Taking their income as corporate profits allowed the Bidens to avoid paying this combined 3.8 percent payroll tax on the more than $13.5 million in income they received from 2017 through 2019. This chart lays out the details:

The tax avoidance strategy saved them less in 2019 than in prior years. On the other hand, Biden earned much less last year, likely due to curtailing paid speaking appearances once he began his presidential campaign.

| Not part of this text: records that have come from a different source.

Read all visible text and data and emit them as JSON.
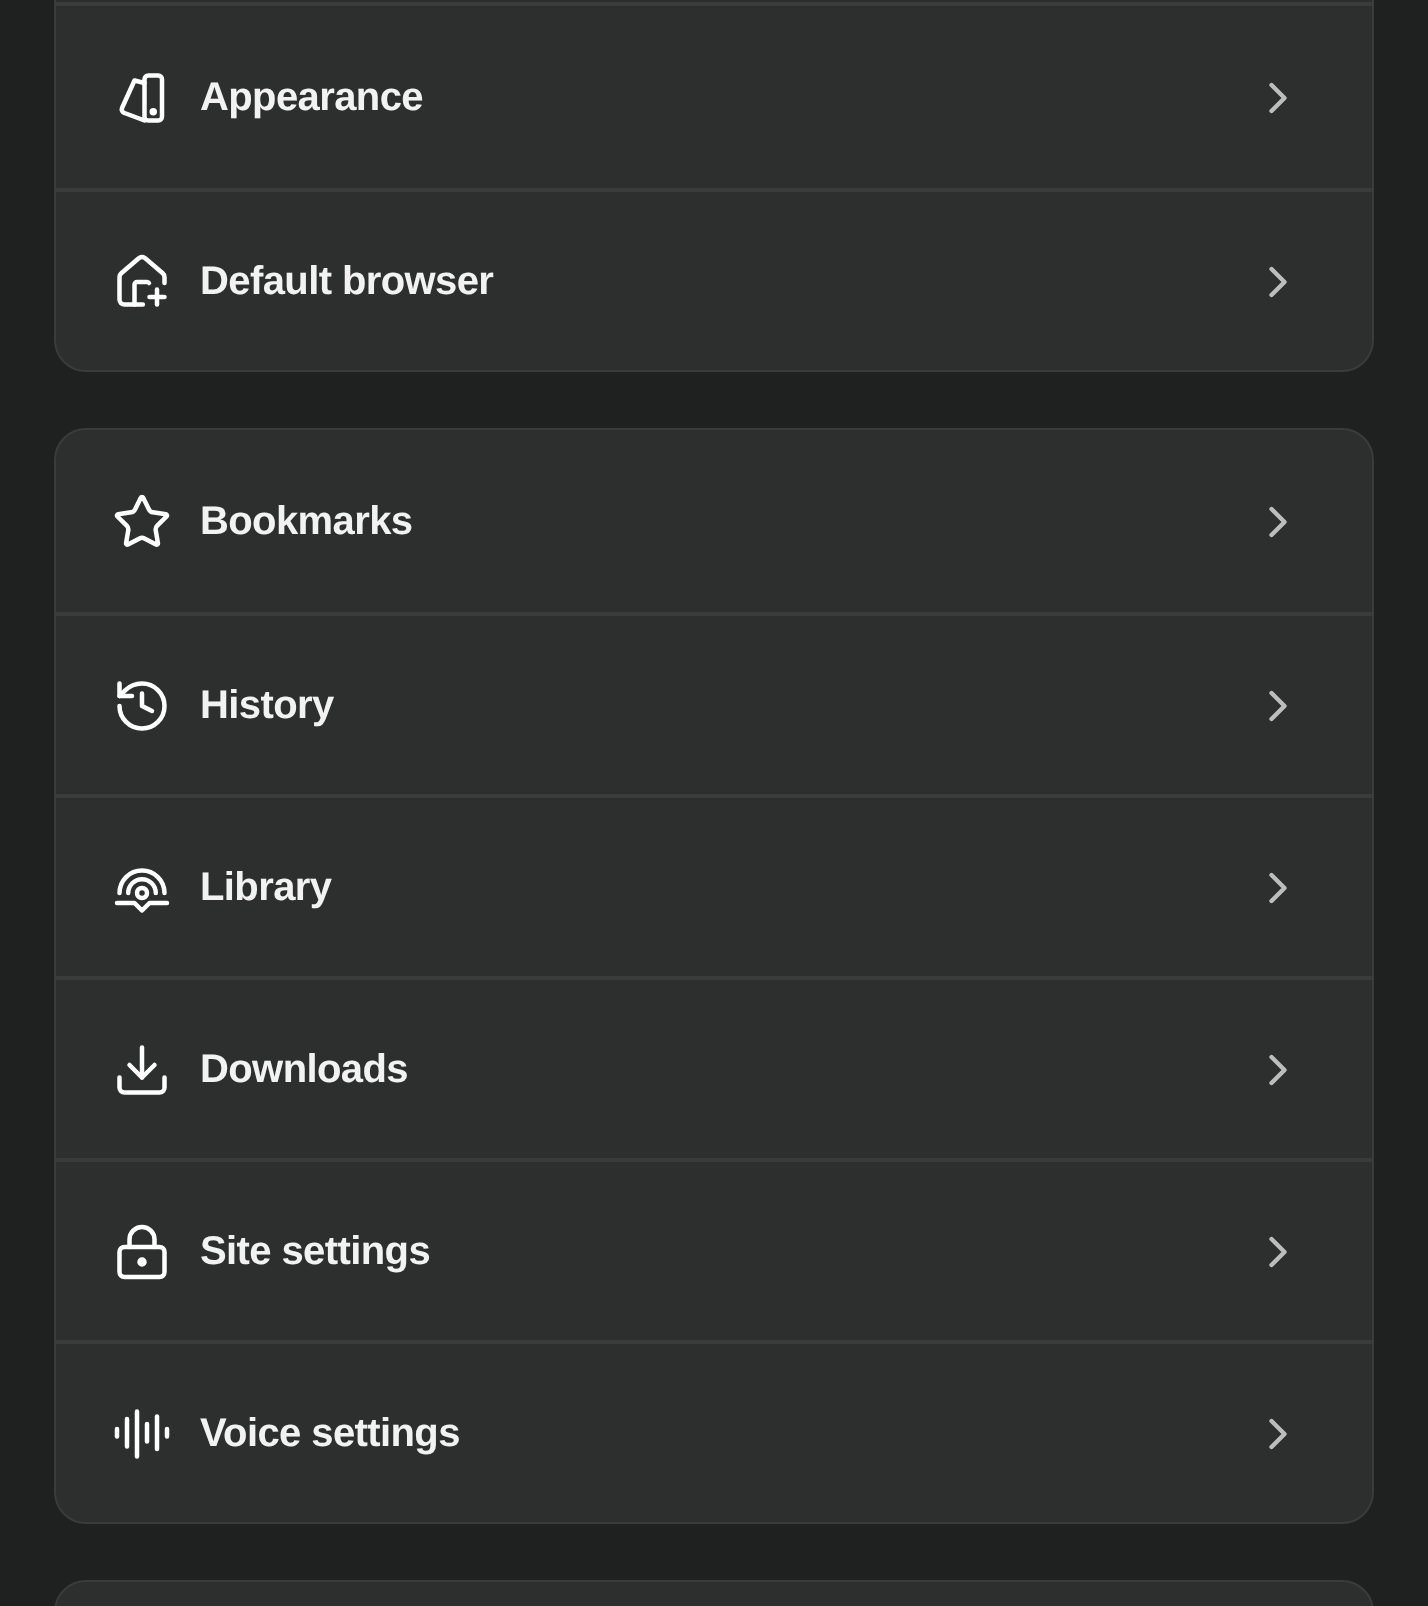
{
  "groups": [
    {
      "items": [
        {
          "label": "Appearance"
        },
        {
          "label": "Default browser"
        }
      ]
    },
    {
      "items": [
        {
          "label": "Bookmarks"
        },
        {
          "label": "History"
        },
        {
          "label": "Library"
        },
        {
          "label": "Downloads"
        },
        {
          "label": "Site settings"
        },
        {
          "label": "Voice settings"
        }
      ]
    }
  ]
}
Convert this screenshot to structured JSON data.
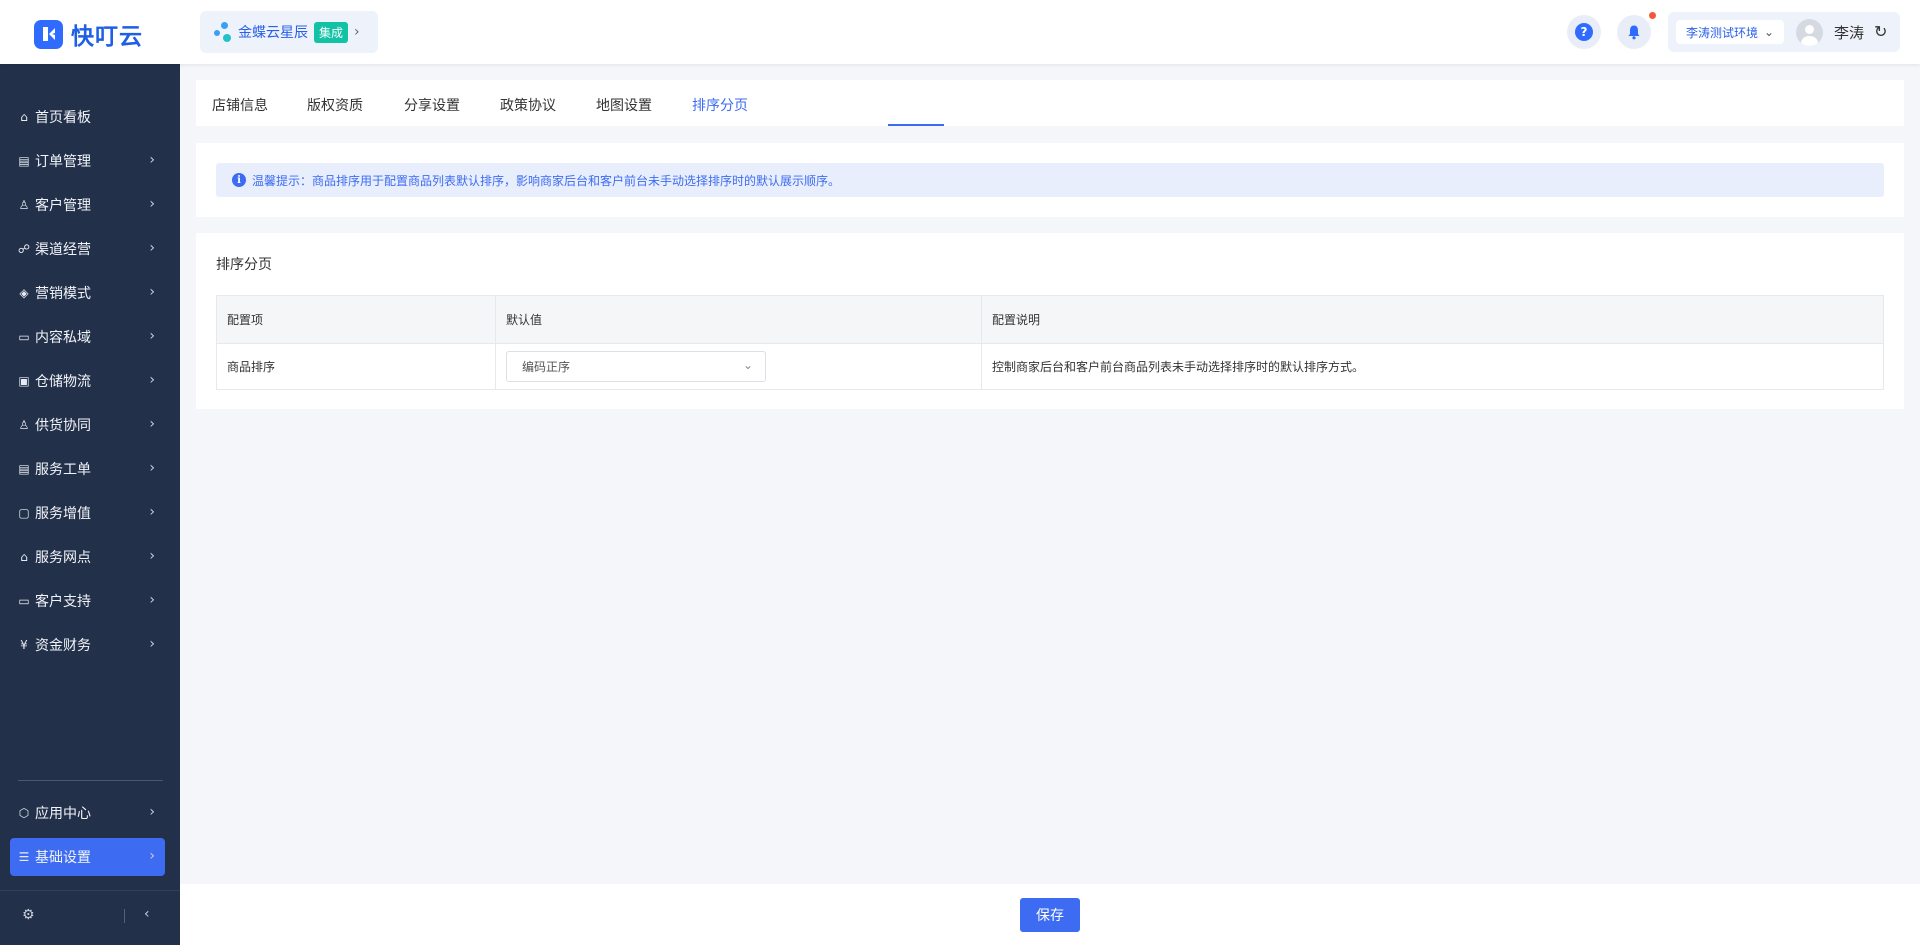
{
  "brand": {
    "name": "快叮云",
    "accent": "#2f6bff"
  },
  "org": {
    "name": "金蝶云星辰",
    "badge": "集成"
  },
  "header": {
    "env": "李涛测试环境",
    "user": "李涛"
  },
  "sidebar": {
    "items": [
      {
        "label": "首页看板",
        "icon": "home-icon"
      },
      {
        "label": "订单管理",
        "icon": "clipboard-icon"
      },
      {
        "label": "客户管理",
        "icon": "user-icon"
      },
      {
        "label": "渠道经营",
        "icon": "channel-icon"
      },
      {
        "label": "营销模式",
        "icon": "tag-icon"
      },
      {
        "label": "内容私域",
        "icon": "image-icon"
      },
      {
        "label": "仓储物流",
        "icon": "box-icon"
      },
      {
        "label": "供货协同",
        "icon": "supply-icon"
      },
      {
        "label": "服务工单",
        "icon": "ticket-icon"
      },
      {
        "label": "服务增值",
        "icon": "bag-icon"
      },
      {
        "label": "服务网点",
        "icon": "store-icon"
      },
      {
        "label": "客户支持",
        "icon": "support-icon"
      },
      {
        "label": "资金财务",
        "icon": "yuan-icon"
      }
    ],
    "bottom_items": [
      {
        "label": "应用中心",
        "icon": "cube-icon"
      },
      {
        "label": "基础设置",
        "icon": "settings-sliders-icon",
        "active": true
      }
    ]
  },
  "tabs": [
    "店铺信息",
    "版权资质",
    "分享设置",
    "政策协议",
    "地图设置",
    "排序分页"
  ],
  "active_tab": "排序分页",
  "tip": {
    "text": "温馨提示：商品排序用于配置商品列表默认排序，影响商家后台和客户前台未手动选择排序时的默认展示顺序。"
  },
  "section": {
    "title": "排序分页"
  },
  "table": {
    "headers": [
      "配置项",
      "默认值",
      "配置说明"
    ],
    "rows": [
      {
        "item": "商品排序",
        "value": "编码正序",
        "desc": "控制商家后台和客户前台商品列表未手动选择排序时的默认排序方式。"
      }
    ]
  },
  "footer": {
    "save_label": "保存"
  }
}
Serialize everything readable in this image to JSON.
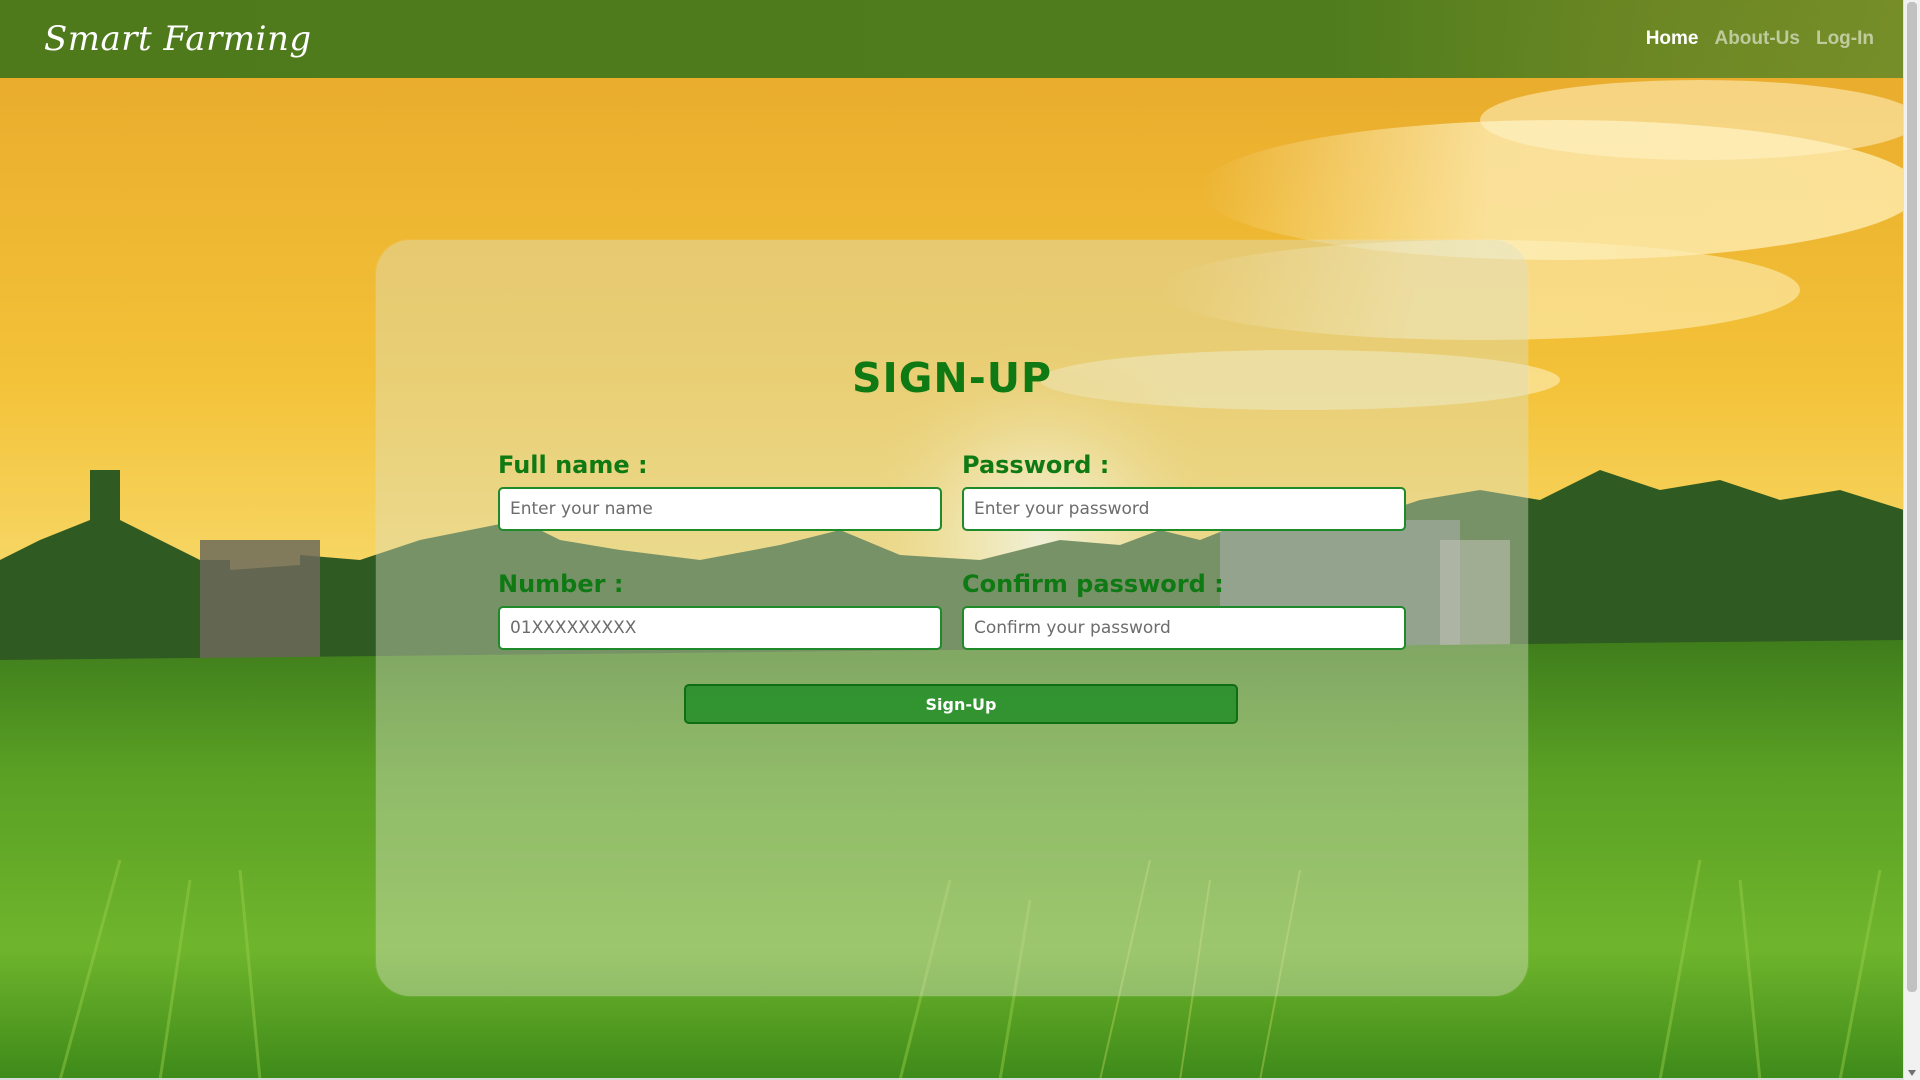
{
  "brand": {
    "name": "Smart Farming"
  },
  "nav": {
    "items": [
      {
        "label": "Home",
        "active": true
      },
      {
        "label": "About-Us",
        "active": false
      },
      {
        "label": "Log-In",
        "active": false
      }
    ]
  },
  "form": {
    "title": "SIGN-UP",
    "fields": {
      "full_name": {
        "label": "Full name :",
        "placeholder": "Enter your name",
        "value": ""
      },
      "password": {
        "label": "Password :",
        "placeholder": "Enter your password",
        "value": ""
      },
      "number": {
        "label": "Number :",
        "placeholder": "01XXXXXXXXX",
        "value": ""
      },
      "confirm_password": {
        "label": "Confirm password :",
        "placeholder": "Confirm your password",
        "value": ""
      }
    },
    "submit_label": "Sign-Up"
  },
  "colors": {
    "navbar": "#4e7a1c",
    "heading_green": "#0f7a14",
    "button_green": "#208c26",
    "input_border": "#1f8a2a"
  }
}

To most ordinary Americans, however, the Bidens still circumvented a staggering amount of taxes: $513,540 in total over the three years. Whereas the Bidens avoided $391,912 in Medicare taxes from 2017 through 2019, the Urban Institute found that a couple with average earnings, retiring this year, would pay a combined $161,000 in Medicare taxes their entire working lives.
(Read how this really should matter to Democrats at The Federalist)
Then again, since RINO’s will not repeal it in Congress, maybe 47.3% of business owners should use jury nullification to eliminate Obamacare
Maybe small business owners should band together to agree to follow Joe Biden’s example. That would likely bankrupt Obamacare.
Likewise, since Biden wants to force the ineffective masks and the 42% effective Pfizer jab (once proclaimed to be 94% effective), maybe large numbers of the unvaccinated (or those who have not received the third jab) should resist.
Then, maybe, we might start on our way to a more representative government.